I'm basically done with my kotlin oscillator demo.
There was surprisingly little code left to write - in the last update, I was able to create the classes necessary to produce a simple song, in this case, the main theme from Super Mario Bros. But it only included the melody, not the harmony, bass line, or percussion.
To produce multiple tunes at once, I was going to need to generate multiple instruments and do some mixing. This turned out to be simpler than I though. In the case of multiple instruments, I just changed the instrument in the Song class into a list of instruments. I created a SongAudioGenerator class, that has an InstrumentAudioGenerator for each instrument. Then, it has each instrument generator create the audio needed to produce the sound. And then it just takes the results and adds them together.
Seriously. That's all mixing is. Adding the numbers together.
The harmony part was another square wave, and the bass line was a triangle wave. I honestly spent more time tracking the notes out than anything else.

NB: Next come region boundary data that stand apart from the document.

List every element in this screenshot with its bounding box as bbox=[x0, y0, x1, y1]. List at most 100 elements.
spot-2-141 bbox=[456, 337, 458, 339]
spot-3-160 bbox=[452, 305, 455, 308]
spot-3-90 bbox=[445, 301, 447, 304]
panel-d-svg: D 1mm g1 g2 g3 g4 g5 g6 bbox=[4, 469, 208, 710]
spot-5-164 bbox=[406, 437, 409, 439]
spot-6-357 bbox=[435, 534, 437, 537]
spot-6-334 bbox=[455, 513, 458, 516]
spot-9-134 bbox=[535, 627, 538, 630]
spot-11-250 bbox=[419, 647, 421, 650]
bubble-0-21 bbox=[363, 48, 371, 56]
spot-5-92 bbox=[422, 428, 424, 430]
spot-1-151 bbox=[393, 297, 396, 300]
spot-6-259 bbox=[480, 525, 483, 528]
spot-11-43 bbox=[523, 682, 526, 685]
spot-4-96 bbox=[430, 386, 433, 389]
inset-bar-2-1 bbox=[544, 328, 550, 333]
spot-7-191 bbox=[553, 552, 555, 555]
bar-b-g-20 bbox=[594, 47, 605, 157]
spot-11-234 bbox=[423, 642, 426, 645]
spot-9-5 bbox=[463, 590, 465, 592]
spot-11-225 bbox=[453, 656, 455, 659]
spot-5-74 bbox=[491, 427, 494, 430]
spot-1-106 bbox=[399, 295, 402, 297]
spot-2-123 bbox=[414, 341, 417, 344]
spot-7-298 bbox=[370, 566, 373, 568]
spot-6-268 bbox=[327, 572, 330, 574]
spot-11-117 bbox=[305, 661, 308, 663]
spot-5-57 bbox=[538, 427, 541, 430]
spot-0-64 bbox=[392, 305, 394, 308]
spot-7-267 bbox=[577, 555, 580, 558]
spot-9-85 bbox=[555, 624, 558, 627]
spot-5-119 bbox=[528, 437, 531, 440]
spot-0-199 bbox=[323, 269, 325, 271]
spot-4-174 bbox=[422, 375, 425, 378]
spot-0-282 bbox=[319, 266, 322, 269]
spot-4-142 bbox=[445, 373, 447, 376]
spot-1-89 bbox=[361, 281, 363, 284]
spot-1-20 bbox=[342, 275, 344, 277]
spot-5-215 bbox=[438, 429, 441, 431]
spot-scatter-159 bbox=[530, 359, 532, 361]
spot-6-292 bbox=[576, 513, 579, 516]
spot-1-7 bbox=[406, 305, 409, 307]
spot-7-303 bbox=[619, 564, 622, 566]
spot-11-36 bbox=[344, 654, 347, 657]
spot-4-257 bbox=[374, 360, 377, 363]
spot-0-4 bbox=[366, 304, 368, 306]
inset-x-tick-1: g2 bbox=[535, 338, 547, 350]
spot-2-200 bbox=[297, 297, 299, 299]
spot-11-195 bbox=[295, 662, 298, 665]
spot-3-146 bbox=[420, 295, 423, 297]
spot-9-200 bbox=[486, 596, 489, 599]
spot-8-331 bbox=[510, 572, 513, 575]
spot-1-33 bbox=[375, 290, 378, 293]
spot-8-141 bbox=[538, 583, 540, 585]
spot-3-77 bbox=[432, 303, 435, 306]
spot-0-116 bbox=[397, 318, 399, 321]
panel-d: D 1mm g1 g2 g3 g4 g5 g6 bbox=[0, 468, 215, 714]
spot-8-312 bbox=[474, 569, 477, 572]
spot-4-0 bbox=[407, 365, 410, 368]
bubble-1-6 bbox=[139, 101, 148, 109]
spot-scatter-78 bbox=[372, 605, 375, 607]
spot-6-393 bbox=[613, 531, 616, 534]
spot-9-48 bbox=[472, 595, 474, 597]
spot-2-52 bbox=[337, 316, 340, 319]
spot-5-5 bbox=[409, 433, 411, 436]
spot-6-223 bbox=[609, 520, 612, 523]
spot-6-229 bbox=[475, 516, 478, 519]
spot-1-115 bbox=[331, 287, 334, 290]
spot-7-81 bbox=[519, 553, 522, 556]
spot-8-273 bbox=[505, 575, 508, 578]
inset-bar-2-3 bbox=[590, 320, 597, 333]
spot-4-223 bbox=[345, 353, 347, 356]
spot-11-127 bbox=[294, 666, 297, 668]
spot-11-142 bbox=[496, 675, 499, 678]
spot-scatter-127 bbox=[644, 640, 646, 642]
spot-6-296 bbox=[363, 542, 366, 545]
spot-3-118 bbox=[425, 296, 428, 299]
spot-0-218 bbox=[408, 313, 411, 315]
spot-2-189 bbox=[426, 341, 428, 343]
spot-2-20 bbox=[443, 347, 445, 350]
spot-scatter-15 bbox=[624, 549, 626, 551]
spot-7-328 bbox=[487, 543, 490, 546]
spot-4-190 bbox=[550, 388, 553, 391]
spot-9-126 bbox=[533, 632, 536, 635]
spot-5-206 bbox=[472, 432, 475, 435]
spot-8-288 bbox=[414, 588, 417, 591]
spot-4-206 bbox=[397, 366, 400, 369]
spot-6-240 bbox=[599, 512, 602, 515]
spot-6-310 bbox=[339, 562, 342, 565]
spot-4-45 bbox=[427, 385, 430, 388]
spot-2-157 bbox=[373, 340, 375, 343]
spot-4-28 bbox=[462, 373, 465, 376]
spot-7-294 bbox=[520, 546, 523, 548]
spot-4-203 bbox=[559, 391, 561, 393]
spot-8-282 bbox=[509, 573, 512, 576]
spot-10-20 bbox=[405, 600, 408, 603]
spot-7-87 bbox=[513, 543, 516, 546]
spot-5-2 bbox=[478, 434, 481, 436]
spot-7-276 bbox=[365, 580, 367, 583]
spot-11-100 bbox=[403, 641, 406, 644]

For percussion, I created a noise oscillator, which is just based on random numbers. I don't think it's the best way to make a noise oscillator, nor does it actually sound like the percussion from the original audio. But it will do the trick, so I'm going to leave it as-is.
So, this is likely as far as I'm going to go on this project, as I'm going to move on to my next one, a protracker player, also based in Kotlin. This has been fun, and I've learned a lot.